Write down the rational function f(x) = 3x/x^2. Write down the polynomial in the denominator and equate it to 0, "x^2 =0." Solve for the variable x. Observe that the number 0 is the only value for x that will make this equation true. Conclude that the domain of f(x) is all real numbers except the number 0, since f(0) = 3*0/0^2 = 0/0 and dividing by 0 produces an undefined number (which is not a real number).
Write down the rational function f(x) = x/(x-3). Write the polynomial in the denominator and equate it to 0, "x-3 =0." Solve for the variable x. Observe that the number 3 is the only value for x that will make this equation true. Conclude that the domain of f(x) is all real numbers except the number 3, since f(3) = 3/(3-3) = 3/0 and dividing by 0 produces an undefined number.
Record the rational function f(x) = (x^2 + 3)/(x + 10). Write down the polynomial in the denominator and equate it to 0, "x + 10 =0." Solve for the variable x. Observe that the number -10, is the only value for x that will make this equation true. Conclude that the domain of f(x) is all real numbers except the number -10, since f(-10) = 103/(-10 + 10) = 103/0 and dividing by 0 produces an undefined number.
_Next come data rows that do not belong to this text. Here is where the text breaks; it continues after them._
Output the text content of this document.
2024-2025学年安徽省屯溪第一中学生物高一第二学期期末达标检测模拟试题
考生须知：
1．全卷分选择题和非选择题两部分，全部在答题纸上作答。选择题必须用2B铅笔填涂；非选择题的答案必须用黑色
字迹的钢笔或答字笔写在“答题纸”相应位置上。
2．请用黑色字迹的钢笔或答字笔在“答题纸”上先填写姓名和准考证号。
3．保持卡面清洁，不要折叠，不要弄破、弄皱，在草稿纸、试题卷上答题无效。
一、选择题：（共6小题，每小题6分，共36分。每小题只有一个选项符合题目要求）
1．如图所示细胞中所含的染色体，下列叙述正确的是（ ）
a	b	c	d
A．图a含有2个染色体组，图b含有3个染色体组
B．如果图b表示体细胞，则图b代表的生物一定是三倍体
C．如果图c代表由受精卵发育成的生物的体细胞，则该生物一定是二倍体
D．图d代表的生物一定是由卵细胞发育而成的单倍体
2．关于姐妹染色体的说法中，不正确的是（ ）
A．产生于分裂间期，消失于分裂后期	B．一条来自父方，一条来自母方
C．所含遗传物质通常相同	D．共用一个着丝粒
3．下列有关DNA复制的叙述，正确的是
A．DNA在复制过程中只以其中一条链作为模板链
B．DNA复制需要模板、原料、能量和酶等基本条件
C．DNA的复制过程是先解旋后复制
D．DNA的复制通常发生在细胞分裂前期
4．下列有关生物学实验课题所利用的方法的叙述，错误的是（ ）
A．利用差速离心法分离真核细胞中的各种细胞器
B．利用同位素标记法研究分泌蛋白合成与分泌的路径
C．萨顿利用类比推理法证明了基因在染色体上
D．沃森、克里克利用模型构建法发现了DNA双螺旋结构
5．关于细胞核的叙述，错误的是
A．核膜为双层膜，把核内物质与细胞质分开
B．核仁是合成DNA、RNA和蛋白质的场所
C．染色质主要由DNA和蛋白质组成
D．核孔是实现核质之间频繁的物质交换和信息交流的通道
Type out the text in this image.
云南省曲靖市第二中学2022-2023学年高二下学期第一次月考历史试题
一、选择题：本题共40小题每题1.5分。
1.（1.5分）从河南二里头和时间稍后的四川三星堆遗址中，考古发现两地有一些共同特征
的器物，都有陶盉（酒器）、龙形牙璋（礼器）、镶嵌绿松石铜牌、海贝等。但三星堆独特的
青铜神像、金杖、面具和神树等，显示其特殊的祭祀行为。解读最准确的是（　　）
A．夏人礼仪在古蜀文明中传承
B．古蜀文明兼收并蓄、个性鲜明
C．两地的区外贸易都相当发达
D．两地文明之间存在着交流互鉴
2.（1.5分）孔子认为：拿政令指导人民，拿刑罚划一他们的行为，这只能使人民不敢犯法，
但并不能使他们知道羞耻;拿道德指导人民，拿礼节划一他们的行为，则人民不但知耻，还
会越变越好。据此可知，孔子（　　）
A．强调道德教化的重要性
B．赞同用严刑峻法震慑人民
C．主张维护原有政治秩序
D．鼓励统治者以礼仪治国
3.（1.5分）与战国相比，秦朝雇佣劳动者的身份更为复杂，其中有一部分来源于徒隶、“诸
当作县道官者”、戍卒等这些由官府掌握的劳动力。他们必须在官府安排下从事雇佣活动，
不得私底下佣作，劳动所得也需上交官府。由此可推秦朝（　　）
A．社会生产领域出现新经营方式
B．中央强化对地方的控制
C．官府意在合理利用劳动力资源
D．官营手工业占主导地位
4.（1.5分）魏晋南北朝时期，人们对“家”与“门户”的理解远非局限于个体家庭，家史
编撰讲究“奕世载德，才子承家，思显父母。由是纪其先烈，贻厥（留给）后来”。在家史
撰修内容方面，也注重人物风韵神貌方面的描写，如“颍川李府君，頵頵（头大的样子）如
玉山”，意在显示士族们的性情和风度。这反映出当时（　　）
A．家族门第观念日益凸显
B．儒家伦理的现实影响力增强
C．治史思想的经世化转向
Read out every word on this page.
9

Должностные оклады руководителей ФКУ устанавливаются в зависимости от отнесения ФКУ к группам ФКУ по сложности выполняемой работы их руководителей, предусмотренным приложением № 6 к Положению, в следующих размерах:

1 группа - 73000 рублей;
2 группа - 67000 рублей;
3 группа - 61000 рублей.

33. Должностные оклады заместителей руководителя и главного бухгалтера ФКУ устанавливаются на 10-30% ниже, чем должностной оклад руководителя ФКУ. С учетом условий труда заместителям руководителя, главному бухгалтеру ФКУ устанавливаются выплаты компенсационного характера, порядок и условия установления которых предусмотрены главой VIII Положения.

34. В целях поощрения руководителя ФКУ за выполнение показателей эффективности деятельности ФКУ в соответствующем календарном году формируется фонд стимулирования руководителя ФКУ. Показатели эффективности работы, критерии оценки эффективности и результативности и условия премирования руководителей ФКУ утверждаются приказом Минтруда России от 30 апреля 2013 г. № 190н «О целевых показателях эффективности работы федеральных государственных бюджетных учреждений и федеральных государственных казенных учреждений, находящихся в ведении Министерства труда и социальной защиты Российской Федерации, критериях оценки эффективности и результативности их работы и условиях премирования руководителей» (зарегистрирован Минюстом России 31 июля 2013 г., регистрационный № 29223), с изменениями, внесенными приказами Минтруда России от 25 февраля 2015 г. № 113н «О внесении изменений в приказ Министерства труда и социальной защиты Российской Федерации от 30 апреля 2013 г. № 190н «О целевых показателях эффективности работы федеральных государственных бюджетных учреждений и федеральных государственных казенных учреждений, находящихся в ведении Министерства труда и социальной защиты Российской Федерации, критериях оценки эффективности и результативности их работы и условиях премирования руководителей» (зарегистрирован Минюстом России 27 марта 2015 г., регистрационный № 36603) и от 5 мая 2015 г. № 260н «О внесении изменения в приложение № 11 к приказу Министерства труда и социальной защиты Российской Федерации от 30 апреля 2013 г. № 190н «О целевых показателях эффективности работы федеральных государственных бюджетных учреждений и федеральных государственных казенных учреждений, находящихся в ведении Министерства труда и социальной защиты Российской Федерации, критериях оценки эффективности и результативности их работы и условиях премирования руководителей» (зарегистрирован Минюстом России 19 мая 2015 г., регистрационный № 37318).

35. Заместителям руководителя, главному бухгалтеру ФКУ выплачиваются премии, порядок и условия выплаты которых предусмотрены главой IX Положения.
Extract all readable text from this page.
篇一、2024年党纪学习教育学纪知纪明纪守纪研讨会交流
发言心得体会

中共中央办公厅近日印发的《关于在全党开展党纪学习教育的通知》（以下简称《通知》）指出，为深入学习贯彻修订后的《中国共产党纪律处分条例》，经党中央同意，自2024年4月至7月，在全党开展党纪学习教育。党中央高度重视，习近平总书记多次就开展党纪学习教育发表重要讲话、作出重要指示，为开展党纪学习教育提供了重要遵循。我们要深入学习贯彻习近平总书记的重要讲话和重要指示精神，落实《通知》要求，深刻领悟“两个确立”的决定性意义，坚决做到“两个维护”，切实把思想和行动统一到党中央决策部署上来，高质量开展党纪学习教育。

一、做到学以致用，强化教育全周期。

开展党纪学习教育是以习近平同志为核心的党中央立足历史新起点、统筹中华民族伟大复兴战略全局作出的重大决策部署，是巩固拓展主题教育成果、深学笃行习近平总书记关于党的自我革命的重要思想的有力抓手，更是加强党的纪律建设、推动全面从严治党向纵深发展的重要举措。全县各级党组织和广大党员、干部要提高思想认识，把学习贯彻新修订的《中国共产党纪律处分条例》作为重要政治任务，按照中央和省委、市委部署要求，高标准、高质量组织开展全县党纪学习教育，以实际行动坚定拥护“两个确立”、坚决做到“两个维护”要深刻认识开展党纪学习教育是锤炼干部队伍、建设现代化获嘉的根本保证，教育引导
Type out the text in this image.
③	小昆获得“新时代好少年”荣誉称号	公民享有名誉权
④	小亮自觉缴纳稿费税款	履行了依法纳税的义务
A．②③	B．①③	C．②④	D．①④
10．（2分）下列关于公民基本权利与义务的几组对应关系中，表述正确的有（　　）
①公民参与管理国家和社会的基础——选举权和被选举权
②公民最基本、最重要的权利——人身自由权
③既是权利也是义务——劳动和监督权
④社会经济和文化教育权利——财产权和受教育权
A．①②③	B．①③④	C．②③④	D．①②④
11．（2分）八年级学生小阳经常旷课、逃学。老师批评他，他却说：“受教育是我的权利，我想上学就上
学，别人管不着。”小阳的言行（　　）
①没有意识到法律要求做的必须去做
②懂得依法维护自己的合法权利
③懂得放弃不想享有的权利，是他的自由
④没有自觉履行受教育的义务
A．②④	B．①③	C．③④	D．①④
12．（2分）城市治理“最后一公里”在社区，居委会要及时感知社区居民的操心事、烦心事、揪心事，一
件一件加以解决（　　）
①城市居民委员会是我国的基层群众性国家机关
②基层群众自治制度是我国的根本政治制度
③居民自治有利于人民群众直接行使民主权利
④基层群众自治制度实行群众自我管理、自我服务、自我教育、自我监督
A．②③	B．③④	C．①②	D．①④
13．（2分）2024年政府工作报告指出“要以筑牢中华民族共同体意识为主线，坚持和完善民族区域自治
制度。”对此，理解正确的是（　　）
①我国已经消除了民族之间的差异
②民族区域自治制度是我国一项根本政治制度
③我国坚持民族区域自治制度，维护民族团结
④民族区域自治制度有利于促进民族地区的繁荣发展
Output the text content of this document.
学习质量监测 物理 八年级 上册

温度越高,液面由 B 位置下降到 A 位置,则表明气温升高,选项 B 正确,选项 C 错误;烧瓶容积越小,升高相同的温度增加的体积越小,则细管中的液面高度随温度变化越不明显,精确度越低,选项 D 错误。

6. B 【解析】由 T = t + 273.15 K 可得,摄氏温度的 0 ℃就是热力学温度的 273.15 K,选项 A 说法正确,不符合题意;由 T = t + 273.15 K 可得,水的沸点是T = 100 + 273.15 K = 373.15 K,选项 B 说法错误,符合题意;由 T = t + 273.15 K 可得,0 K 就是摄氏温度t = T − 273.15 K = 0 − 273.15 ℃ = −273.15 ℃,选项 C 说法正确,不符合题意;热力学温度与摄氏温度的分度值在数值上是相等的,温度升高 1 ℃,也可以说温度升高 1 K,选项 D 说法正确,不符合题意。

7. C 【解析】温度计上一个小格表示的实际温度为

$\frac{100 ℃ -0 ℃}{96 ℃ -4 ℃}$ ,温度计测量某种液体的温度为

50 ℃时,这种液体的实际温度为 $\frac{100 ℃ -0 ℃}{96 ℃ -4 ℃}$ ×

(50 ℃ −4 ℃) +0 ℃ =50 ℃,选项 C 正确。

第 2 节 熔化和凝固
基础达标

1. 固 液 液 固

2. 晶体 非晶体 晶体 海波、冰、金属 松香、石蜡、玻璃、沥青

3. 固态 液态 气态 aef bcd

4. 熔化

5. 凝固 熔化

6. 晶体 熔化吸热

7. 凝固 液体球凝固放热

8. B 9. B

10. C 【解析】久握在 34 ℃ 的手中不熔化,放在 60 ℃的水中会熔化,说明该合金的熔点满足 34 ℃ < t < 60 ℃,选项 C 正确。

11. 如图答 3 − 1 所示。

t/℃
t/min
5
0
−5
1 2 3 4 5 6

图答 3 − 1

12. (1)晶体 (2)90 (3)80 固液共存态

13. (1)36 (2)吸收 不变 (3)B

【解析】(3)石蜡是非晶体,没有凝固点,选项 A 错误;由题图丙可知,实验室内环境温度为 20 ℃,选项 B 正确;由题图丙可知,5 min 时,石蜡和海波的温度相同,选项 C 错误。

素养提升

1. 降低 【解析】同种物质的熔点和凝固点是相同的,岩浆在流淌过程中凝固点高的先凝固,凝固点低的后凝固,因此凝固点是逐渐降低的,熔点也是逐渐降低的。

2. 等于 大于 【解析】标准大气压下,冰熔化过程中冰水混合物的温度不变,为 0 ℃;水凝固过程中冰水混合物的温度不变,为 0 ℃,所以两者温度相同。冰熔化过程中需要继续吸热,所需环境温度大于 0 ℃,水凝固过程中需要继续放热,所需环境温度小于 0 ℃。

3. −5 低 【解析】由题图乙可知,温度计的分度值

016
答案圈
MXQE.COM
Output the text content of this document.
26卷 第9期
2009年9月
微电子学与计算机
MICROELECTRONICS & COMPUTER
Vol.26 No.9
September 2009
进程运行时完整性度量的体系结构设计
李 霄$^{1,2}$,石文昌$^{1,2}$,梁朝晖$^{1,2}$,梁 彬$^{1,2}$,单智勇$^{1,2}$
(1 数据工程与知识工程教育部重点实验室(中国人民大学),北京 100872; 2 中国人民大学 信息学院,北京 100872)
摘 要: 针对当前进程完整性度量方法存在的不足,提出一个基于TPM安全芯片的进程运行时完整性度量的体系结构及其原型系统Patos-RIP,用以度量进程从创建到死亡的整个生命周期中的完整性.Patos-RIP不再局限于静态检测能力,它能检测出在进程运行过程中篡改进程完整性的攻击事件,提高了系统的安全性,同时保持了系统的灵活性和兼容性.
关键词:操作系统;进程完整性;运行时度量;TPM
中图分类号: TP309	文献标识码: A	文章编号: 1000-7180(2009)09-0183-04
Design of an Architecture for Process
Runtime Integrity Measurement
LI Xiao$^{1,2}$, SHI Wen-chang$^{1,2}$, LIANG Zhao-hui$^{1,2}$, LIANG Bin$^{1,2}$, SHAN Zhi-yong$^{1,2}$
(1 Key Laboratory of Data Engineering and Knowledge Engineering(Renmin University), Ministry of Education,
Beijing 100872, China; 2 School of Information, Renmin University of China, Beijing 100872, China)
Write the rational function f(x) = (x^2 + 3)/(x^2 -1). Write down the polynomial in the denominator and equate it to 0, "x^2 - 1 =0." Solve for the variable x. Observe that the number -1 and the number 1 are the only two values that will make this equation true. Conclude that the domain of f(x) is all real numbers except the numbers 1 and -1 since f(1) = 4/(1 -1) = 1/0 and f(-1) = 4/(1 -1) = 1/0 and dividing by 0 produces undefined numbers.